A few years ago, I posted a short story on my writing blog called “Longing for Water” — a slice-of-life study related to some of my polytheistic speculative worldbuilding. One of the things that does interest me is how to mythologize unions between Goddesses in a way that is tasteful and reverential. You see this in Acts of Speech, for example, in the piece called “Mirror” about Mnemosyne and Nyx.
Recently, I revisited that story because I was considering yet again how to write a hymn of union, and the Goddesses in the worldbuilding — Karyika, who rules the sea (a very important Goddess for a binary planet system given how massive the tides are) and Lasåka, who is associated with uplift and continents and who is also called Karus. Lasåka is a name that is highly associated with the planet Laseå, emphasizing partiality; Karus is the Goddess in a general sense. The big difference is that the specific symbolic registers for the Goddess on Laseå would be hard to replicate elsewhere because other planets are not Laseå. I did some brainstorming about what this might look like and ended up here:
I sing of Great Karyika, wave-crowned,
Queen of the Oceans with seaweed-curling hair,
her eyes like the tide, shifting their color
as the sister-world stretches and relaxes her waters,
and of Karus Lasåka, Keeper of the Lands,
Lady of Uplift, the Goddess who stands high,
her body hard as granite, eyes flashing like mica,
commanding the rocks with mindful slowness,
Daughters of Earth, Daughters of the Sun,
Daughters of solar system afterbirth,
of cataclysm and calm, wife and wife kissing
opening each other’s mouths like temple-images
quickening fresh with mystic power, delighting
in the taste of salt and wave and sandstone,
who come together in embrace to form worlds,
cradling all life within depths, upon heights,
their blessed embrace marked by steam and rift,
earthquake and tsunami, the way the land spreads.
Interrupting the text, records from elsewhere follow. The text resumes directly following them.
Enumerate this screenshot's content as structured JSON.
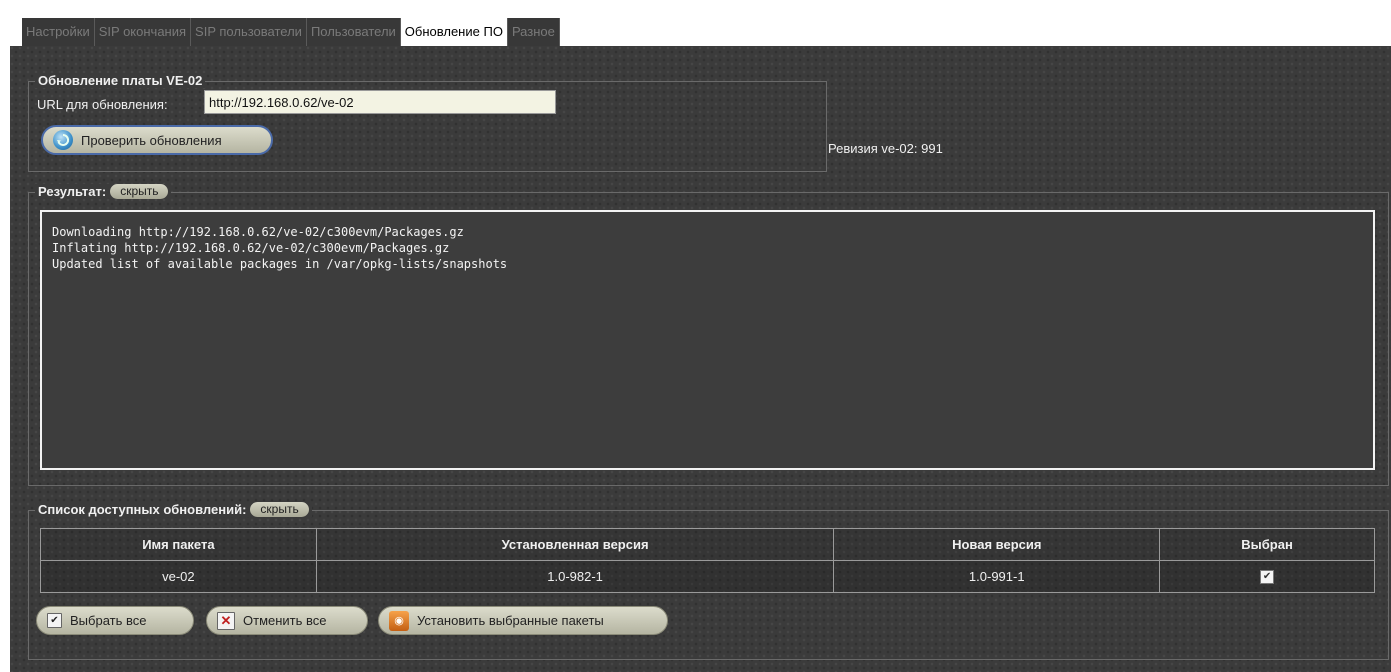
{
  "tabs": [
    {
      "label": "Настройки",
      "active": false
    },
    {
      "label": "SIP окончания",
      "active": false
    },
    {
      "label": "SIP пользователи",
      "active": false
    },
    {
      "label": "Пользователи",
      "active": false
    },
    {
      "label": "Обновление ПО",
      "active": true
    },
    {
      "label": "Разное",
      "active": false
    }
  ],
  "update_board": {
    "legend": "Обновление платы VE-02",
    "url_label": "URL для обновления:",
    "url_value": "http://192.168.0.62/ve-02",
    "check_button": "Проверить обновления",
    "check_icon": "refresh-globe-icon",
    "revision_text": "Ревизия ve-02: 991"
  },
  "result": {
    "legend": "Результат:",
    "toggle_label": "скрыть",
    "log_text": "Downloading http://192.168.0.62/ve-02/c300evm/Packages.gz\nInflating http://192.168.0.62/ve-02/c300evm/Packages.gz\nUpdated list of available packages in /var/opkg-lists/snapshots"
  },
  "updates": {
    "legend": "Список доступных обновлений:",
    "toggle_label": "скрыть",
    "columns": [
      "Имя пакета",
      "Установленная версия",
      "Новая версия",
      "Выбран"
    ],
    "rows": [
      {
        "name": "ve-02",
        "installed": "1.0-982-1",
        "new": "1.0-991-1",
        "selected": true
      }
    ],
    "select_all": "Выбрать все",
    "cancel_all": "Отменить все",
    "install": "Установить выбранные пакеты"
  },
  "colors": {
    "panel_bg": "#3b3b3b",
    "active_tab_bg": "#ffffff",
    "check_button_border": "#4a6aa8"
  }
}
They unite in bliss, weathering and wearing,
forging the landscape with divine care,
nursing the children of the world who have come
down from their kindred stars to bloom forth.
Ordinarily, I don’t share that much fiction on KALLISTI, but given how infrequently I update Pangrammatike, it’s probably best to keep that as a spot to park sporadic posts about conlangs and to instead mention fiction projects here, especially since my speculative poetry and fiction are all either explicitly or implicitly religious in nature — so it’s all still mostly on-topic. The novella I’m planning to put out in a few months, for example, is about ghosts, estranged sisters, and the Mountain Goddess who is also actually Kybele.
Some of you may also really enjoy the worldbuilding writing I’m planning for Saämatsra (sa-ha-mat-SRA), especially since le is based on my UPG about Apollon. I think the identification is fairly explicit based on my iconography choices even if the myths and fictional cultus are very different. The Gods will infuse what agalmata are made for them as long as the likeness and vibe are present, and fiction is no exception.
Part of why I write far-future speculative fiction instead of contemporary stuff is to avoid the baggage of now. I have room to breathe in 50,000 years, and nobody is going to come at me about what I do in a mythic landscape that I control because it’s from a fictional setting. Of course, some Gods (like the two in the praise-hymn posted above) are ones that I’ve thought up in the process of story-writing because they make sense in the context. I’m thinking through how to be explicit when I am doing identification because I don’t want to contribute to the pop culture character paganism problem, which is definitely the biggest ethical issue with engaging in compositional escapism out of piety. I can get anxious about almost anything, but that anxiety actually seems sensible.
All of that said, it results in some fun worldbuilding material.